Detailed question and scenario:

I have a custom class, called JsonDownloader that is takes in a URL and returns an NSDictionary of the JSON that the URL returns.

On an iPhone app, I do something like this. (the init method kicks off the whole process)

  • (void)viewDidLoad { JsonDownloder *temp = [[[JsonDownloader alloc] initWithURL:urlString returnDataTo:self]]; [temp release]; [super viewDidLoad]; }

When the JsonDownloader is done downloading and parsing, it performs a callback to the returnDataTo: object, in this case, the calling object.

This works just fine. Even if I introduce a 30 second delay in my web servers response, the JsonDownloader still exists and does it's callback correctly.

So my questions is this: What is keeping JsonDownloader way past the end of the event cycle? I am explicitly releasing it.

My hunch is that NSURLConnection must do a retain on its delegate, but I didn't see anything in the documentation. Anyone have an ideas?

+4  A: 

There aren't many setters that don't either copy or retain a variable being passed to it, lest the memory of said variable be re-allocated to something else when its retain count reaches zero.
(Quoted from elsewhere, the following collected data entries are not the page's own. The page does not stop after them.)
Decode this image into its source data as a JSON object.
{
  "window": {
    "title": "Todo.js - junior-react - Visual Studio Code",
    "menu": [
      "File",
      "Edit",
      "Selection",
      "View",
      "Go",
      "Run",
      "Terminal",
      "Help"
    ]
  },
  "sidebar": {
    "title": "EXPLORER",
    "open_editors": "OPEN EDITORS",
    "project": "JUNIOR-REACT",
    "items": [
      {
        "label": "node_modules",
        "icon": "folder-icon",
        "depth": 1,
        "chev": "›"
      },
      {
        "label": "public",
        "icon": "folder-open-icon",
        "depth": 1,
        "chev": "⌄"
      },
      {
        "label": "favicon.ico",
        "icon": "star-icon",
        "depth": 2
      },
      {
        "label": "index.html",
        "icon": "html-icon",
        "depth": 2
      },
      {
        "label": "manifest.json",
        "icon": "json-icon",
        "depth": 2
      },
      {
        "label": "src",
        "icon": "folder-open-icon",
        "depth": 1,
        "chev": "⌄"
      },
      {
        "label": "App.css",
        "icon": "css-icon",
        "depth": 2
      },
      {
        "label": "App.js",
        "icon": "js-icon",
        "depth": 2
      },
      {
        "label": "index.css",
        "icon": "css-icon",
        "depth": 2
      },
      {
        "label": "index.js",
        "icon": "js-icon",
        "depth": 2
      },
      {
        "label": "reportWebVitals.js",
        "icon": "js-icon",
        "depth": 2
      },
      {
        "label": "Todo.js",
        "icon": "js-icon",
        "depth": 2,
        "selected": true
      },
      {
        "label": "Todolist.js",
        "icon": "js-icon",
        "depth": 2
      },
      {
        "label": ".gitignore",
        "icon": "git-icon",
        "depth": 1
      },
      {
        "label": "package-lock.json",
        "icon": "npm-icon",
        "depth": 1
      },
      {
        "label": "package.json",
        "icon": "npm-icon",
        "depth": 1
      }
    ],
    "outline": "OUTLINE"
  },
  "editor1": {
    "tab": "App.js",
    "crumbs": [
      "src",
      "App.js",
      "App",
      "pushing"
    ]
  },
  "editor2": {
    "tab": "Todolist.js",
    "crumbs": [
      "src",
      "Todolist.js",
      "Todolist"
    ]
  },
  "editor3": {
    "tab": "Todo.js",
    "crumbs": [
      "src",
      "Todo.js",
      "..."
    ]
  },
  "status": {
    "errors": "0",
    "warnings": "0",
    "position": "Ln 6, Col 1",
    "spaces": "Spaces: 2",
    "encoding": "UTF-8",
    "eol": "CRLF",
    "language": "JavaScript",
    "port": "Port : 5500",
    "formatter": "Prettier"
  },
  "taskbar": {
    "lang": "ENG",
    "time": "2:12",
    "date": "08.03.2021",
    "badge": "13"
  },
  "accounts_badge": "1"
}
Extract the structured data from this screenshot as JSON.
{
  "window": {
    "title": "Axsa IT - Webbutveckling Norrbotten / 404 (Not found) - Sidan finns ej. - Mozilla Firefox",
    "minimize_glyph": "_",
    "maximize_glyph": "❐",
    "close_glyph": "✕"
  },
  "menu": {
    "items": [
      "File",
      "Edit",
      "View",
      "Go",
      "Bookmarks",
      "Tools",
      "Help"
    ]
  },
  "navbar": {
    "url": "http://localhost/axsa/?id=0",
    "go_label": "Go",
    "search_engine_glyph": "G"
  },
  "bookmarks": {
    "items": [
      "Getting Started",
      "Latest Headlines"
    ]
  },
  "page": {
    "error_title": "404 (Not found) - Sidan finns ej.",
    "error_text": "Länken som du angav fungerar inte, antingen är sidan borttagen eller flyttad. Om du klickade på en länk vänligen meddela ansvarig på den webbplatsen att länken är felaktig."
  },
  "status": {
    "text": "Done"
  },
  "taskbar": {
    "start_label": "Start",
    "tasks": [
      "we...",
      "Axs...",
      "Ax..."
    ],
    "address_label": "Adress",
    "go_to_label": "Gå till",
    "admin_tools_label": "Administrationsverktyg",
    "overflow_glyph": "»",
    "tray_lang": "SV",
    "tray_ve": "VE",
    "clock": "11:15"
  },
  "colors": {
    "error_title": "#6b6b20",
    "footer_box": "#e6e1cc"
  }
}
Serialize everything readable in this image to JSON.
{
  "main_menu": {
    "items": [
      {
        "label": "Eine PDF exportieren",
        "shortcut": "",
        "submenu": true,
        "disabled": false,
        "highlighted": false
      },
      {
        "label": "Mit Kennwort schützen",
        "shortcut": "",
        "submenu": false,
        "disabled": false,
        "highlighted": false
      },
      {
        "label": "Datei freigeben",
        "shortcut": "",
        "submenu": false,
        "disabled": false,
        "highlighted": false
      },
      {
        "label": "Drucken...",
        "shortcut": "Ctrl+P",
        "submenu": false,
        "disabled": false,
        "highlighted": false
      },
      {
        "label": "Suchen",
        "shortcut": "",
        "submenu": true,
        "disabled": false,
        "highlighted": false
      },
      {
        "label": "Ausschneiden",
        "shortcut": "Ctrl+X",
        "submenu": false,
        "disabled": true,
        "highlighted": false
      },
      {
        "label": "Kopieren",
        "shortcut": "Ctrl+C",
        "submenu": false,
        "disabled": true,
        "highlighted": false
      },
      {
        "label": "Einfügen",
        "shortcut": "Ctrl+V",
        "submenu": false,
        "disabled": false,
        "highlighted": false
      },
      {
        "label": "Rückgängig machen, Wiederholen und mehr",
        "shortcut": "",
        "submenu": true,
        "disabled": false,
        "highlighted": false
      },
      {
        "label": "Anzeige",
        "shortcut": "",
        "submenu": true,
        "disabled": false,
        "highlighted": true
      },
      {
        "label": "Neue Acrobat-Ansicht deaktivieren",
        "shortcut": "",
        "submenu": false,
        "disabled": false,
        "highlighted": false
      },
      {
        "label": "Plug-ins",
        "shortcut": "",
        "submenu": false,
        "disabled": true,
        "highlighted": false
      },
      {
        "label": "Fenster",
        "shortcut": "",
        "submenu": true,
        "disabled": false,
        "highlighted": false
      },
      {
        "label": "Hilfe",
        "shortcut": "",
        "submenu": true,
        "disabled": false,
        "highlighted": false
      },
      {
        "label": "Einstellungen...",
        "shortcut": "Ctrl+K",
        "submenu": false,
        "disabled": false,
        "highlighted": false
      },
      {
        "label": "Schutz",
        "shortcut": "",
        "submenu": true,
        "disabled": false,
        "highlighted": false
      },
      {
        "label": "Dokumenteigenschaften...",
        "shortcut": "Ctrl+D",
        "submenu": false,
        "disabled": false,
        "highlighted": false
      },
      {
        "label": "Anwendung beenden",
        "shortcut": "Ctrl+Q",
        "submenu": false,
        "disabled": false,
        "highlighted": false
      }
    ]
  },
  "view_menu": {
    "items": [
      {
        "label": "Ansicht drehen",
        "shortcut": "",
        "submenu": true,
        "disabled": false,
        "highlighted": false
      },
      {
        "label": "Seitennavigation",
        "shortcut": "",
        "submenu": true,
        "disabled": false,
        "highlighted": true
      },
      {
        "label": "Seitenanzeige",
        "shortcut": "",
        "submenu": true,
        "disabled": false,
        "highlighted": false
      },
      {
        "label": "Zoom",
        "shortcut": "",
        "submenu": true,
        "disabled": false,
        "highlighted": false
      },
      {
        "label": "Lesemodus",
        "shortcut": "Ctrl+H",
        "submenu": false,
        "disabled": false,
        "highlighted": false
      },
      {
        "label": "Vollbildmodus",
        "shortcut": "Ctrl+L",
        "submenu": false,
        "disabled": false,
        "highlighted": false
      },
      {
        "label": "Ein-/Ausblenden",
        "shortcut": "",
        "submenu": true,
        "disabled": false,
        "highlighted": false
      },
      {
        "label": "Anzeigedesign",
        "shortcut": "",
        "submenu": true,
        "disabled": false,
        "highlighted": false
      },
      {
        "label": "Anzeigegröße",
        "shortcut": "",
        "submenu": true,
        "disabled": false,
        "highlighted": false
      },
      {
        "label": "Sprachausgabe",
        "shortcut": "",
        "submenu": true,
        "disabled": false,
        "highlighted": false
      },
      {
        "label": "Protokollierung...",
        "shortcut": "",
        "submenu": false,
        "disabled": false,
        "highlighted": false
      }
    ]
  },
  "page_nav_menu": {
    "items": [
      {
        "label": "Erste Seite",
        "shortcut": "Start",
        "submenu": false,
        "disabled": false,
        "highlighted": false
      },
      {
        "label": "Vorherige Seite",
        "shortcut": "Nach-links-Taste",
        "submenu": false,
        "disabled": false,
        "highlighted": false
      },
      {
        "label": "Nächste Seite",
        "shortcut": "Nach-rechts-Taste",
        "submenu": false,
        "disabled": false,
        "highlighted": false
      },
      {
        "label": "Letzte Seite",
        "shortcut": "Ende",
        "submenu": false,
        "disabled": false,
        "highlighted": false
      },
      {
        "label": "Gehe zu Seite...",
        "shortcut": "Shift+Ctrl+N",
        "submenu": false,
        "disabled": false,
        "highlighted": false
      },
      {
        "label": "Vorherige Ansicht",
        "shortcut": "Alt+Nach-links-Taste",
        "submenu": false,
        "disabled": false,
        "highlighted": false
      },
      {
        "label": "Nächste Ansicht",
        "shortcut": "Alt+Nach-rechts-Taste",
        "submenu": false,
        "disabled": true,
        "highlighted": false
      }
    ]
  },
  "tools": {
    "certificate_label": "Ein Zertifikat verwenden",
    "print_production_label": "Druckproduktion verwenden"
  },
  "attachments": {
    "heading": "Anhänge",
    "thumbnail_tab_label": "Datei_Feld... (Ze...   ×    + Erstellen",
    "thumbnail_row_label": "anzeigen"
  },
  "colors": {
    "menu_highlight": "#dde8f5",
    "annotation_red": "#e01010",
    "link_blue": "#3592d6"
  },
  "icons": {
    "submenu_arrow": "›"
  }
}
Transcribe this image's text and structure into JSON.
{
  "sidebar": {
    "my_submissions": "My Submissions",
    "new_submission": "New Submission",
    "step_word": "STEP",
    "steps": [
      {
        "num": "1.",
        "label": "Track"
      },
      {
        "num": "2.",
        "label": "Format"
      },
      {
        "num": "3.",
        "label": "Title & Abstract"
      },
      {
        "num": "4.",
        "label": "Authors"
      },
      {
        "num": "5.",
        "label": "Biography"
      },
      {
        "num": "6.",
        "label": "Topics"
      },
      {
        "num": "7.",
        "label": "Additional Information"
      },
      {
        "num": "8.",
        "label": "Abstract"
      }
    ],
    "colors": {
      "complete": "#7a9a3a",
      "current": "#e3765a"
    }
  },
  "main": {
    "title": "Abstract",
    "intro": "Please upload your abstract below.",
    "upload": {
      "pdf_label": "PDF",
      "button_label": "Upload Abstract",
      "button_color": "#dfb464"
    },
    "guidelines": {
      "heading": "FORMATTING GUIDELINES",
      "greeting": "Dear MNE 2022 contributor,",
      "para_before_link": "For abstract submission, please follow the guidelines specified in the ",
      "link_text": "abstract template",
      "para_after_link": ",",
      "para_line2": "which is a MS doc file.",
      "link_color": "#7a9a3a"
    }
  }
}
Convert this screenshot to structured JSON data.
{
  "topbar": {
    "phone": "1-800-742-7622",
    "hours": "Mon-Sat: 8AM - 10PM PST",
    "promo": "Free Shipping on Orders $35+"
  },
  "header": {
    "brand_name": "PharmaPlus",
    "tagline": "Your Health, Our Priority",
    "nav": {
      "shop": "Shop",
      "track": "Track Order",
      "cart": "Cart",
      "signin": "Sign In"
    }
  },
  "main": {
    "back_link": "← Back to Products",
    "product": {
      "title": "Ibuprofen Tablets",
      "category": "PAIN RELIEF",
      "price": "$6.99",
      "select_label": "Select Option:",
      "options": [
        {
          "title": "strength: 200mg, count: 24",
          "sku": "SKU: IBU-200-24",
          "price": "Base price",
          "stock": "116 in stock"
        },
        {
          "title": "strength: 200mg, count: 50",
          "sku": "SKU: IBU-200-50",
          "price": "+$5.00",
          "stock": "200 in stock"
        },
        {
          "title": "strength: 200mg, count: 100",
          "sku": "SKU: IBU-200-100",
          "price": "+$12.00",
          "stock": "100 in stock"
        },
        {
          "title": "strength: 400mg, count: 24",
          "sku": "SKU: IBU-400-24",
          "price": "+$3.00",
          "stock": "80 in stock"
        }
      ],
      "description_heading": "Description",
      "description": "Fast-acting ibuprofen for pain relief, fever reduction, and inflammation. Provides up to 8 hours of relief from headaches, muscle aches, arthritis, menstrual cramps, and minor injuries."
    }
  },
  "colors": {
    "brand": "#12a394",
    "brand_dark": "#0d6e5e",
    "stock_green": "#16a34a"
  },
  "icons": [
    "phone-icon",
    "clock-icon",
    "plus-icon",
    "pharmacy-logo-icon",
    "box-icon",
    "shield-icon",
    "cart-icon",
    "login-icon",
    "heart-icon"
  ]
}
However, the answer is YES, it does. A little bit of test code shows the delegate's retain count go up:

NSLog(@"Retain count before: %d", [self retainCount]);
NSURLRequest* request = [NSURLRequest requestWithURL:[NSURL URLWithString:@"http://google.com"]];
NSURLConnection* conn = [NSURLConnection connectionWithRequest:request delegate:self];
NSLog(@"Retain count after: %d", [self retainCount]);

which produces in the log:

Running…
2009-07-09 02:13:40.516 delegateRetain[45123:a0f] Retain count before: 1
2009-07-09 02:13:40.525 delegateRetain[45123:a0f] Retain count after: 2

Debugger stopped.

So you can see pretty clearly that in connectionWithRequest:delegate: "self" is indeed having its retain count increased +1. If you're feeling brave and want to mess with the EXC_BAD_ACCESS gods, add in

[conn dealloc];
NSLog(@"Retain count after dealloc: %d", [self retainCount]);

which will print out "1" again, showing a post dealloc decrement. However, you'll get a nice Program received signal: “EXC_BAD_ACCESS”. because the NSAutoreleasePool will try to release the connection and it will be gone ;)

Dave Martorana
+1  A: 

Most delegate properties are not retained but assigned to prevent circular references. See this question about that as well.

However, NSUrlConnection does not have a specific delegate property. You have to specify the delegate along with the initialization of the connection. I think that is why it does receive a retain, as Dave Martorana showed.